First the no bid wages. How does that work? Massachusetts like other states has a prevailing wage law. Unlike other states however, the Commonwealth lets unions set their own pay rates with no negotiation or bidding.
There is not one prevailing wage, but three. There is the wage that actually prevails in a particular trade – that is, the average wage paid to all workers, union and nonunion alike. Then there is the prevailing wage that the federal government calculates, using methods that are weighted toward the union wage. And then there is the state prevailing wage, which, in Massachusetts, is simply the union wage. This wage is generally the highest of the three. And it’s the wage that Massachusetts construction workers get on public works projects.
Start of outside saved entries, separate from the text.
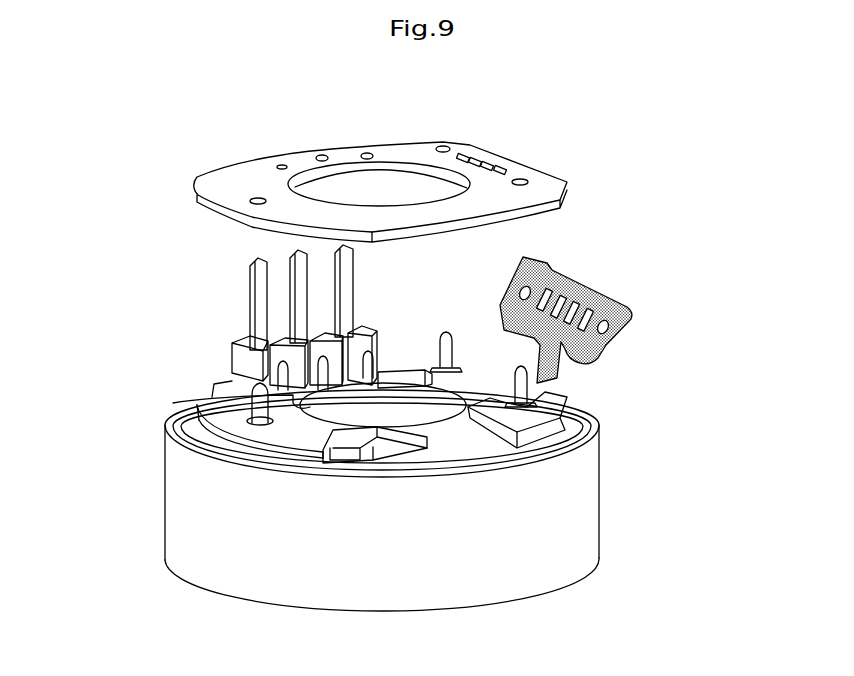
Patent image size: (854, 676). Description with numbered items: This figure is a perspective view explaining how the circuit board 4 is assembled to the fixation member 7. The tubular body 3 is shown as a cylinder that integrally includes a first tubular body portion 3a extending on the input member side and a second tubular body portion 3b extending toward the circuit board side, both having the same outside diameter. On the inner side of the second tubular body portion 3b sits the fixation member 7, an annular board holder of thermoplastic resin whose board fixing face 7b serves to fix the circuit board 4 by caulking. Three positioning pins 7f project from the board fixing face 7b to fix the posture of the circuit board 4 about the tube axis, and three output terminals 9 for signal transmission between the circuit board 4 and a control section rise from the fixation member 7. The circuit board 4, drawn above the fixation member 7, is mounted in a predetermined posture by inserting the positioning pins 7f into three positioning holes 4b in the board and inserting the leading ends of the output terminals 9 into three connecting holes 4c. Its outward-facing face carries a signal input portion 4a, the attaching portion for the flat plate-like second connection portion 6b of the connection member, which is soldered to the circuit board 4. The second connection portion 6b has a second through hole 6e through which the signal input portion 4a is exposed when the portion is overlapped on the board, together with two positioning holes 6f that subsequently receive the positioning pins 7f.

The tubular body 3 is at (617, 507).
The first tubular body portion 3a is at (535, 597).
The second tubular body portion 3b is at (583, 416).
The circuit board 4 is at (178, 180).
The signal input portion 4a is at (481, 158).
The positioning holes 4b is at (257, 198).
The connecting holes 4c is at (320, 156).
The second connection portion 6b is at (609, 345).
The second through hole 6e is at (571, 298).
The positioning holes 6f is at (525, 286).
The fixation member 7 is at (195, 347).
The board fixing face 7b is at (474, 373).
The positioning pins 7f is at (252, 400).
The output terminals 9 is at (232, 260).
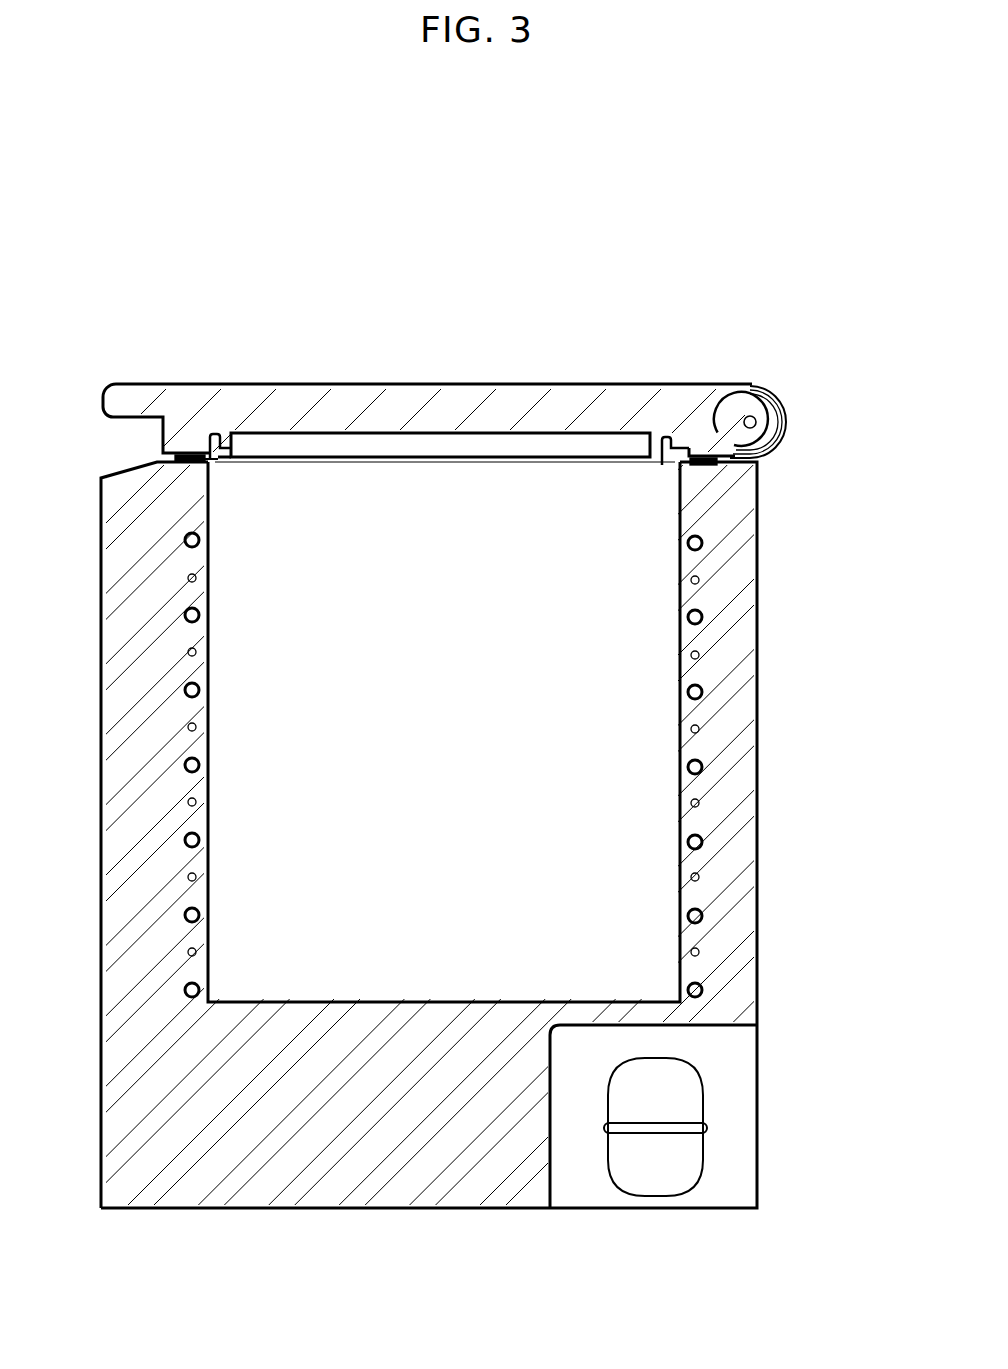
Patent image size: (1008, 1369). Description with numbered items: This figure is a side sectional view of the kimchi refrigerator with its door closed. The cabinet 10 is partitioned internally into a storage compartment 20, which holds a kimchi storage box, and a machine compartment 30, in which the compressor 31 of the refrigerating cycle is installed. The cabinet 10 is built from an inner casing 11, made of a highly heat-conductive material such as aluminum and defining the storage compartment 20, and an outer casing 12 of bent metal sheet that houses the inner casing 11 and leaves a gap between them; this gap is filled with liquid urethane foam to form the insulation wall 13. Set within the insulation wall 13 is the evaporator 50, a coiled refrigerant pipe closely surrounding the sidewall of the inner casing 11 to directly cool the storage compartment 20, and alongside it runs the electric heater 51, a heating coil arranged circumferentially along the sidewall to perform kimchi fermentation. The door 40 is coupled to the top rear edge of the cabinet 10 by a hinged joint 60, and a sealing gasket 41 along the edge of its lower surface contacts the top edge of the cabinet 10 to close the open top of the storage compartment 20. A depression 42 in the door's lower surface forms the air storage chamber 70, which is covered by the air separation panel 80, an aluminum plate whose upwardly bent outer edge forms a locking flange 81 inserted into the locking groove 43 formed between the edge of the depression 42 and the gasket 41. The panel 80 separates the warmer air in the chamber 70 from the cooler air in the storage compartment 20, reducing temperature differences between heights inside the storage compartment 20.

The cabinet 10 is at (504, 684).
The inner casing 11 is at (680, 791).
The outer casing 12 is at (758, 690).
The insulation wall 13 is at (722, 897).
The storage compartment 20 is at (464, 737).
The machine compartment 30 is at (745, 1083).
The compressor 31 is at (657, 1197).
The door 40 is at (504, 684).
The sealing gasket 41 is at (178, 458).
The depression 42 is at (524, 434).
The locking groove 43 is at (213, 435).
The evaporator 50 is at (704, 543).
The electric heater 51 is at (700, 580).
The hinged joint 60 is at (756, 422).
The air storage chamber 70 is at (393, 448).
The air separation panel 80 is at (368, 482).
The locking flange 81 is at (215, 465).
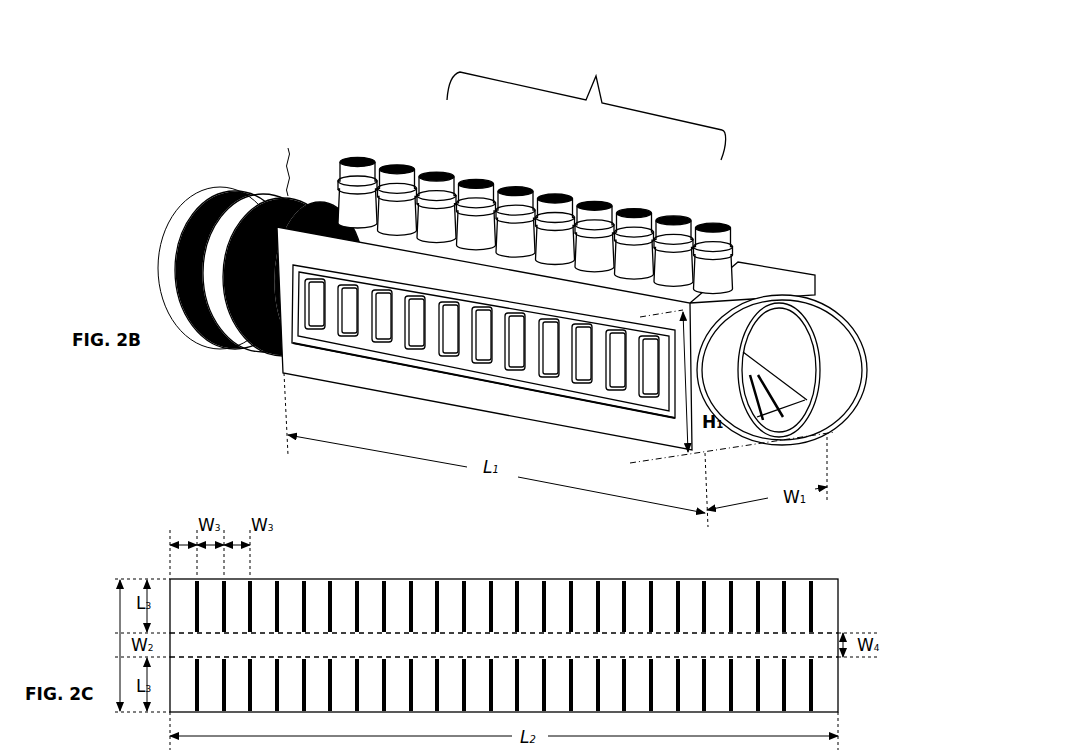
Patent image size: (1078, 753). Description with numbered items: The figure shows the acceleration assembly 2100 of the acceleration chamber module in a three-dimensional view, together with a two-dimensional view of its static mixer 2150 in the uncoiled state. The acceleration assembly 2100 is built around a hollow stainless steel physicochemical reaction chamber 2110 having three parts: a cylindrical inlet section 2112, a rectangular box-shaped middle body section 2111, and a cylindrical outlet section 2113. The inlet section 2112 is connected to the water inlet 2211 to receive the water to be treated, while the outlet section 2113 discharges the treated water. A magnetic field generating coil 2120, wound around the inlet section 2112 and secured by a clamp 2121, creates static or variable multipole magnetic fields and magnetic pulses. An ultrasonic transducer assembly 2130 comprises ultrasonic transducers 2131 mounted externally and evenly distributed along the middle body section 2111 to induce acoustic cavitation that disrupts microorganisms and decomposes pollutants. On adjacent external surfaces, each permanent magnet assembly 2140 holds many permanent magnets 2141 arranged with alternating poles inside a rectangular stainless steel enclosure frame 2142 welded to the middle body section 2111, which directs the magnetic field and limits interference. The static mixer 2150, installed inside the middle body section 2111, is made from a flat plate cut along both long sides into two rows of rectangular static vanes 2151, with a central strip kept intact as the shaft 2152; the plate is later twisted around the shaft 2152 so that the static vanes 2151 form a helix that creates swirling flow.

In FIG. 2B, the acceleration assembly 2100 is at (658, 76).
In FIG. 2C, the acceleration assembly 2100 is at (168, 509).
In FIG. 2B, the physicochemical reaction chamber 2110 is at (557, 296).
In FIG. 2B, the middle body section 2111 is at (772, 267).
In FIG. 2B, the inlet section 2112 is at (172, 232).
In FIG. 2B, the outlet section 2113 is at (816, 380).
In FIG. 2B, the magnetic field generating coil 2120 is at (238, 192).
In FIG. 2B, the clamp 2121 is at (178, 318).
In FIG. 2B, the ultrasonic transducer assembly 2130 is at (535, 172).
In FIG. 2B, the ultrasonic transducer 2131 is at (433, 180).
In FIG. 2B, the permanent magnet assembly 2140 is at (579, 356).
In FIG. 2B, the permanent magnet 2141 is at (453, 362).
In FIG. 2B, the enclosure frame 2142 is at (488, 372).
In FIG. 2B, the static mixer 2150 is at (876, 436).
In FIG. 2C, the static vane 2151 is at (367, 577).
In FIG. 2C, the shaft 2152 is at (807, 643).
In FIG. 2B, the water inlet 2211 is at (134, 0).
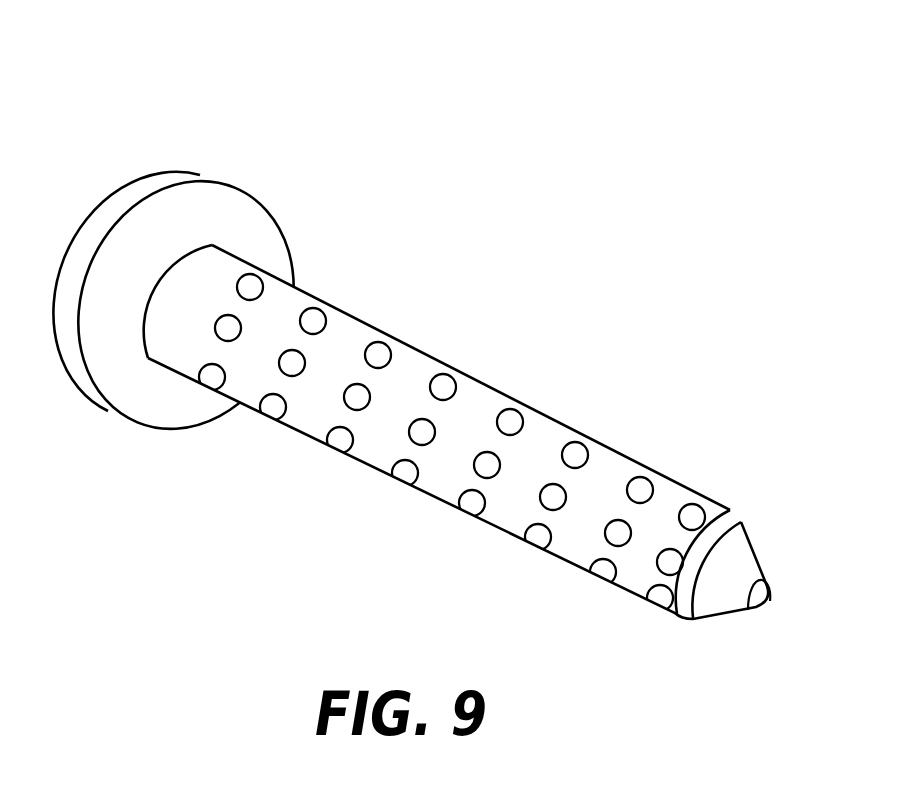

It is important to note that the federal prevailing wage is adjusted for each metropolitan statistical area. For instance the federal prevailing wage for a particular job is higher in Boston than it is in say Des Moines. The federal prevailing wage takes into account regional costs of living. What do these no bid wages mean for Massachusetts? Much higher construction costs.
The state prevailing wage law is a boon to both union contractors and the union trades. The contractors don’t have to compete on labor costs. They just pass those costs on to the hapless taxpayer. And the unions are happy because the contactors are willing to pay whatever the unions demand. In effect, the state serves as the enforcement arm of the union monopoly from which it is compelled to buy construction services.
How much does this cozy arrangement cost? At the Beacon Hill Institute, we computed the three prevailing wages for a group of nine construction trades in the Boston area. For the nine trades, the average wage for all workers is $27.09 per hour. The federal prevailing wage is $37.45, and the state prevailing wage $58.84. Thus union workers on Massachusetts public-works projects make more than double what construction workers in the state make on average.
How much would state construction costs fall if we repealed the state prevailing wage? The Beacon Hill Institute estimates that the cost savings would have been $177 million in fiscal 2008 – during which the state spent about $1 billion on public works projects. The legislation that paved the way for civilian flaggers authorizes $3.5 billion in new spending on road and bridge projects. Repeal of the state prevailing wage would cut this cost by more than $600 million.
Deval Patrick is against no-bid contracts unless they are for the wages of his allies.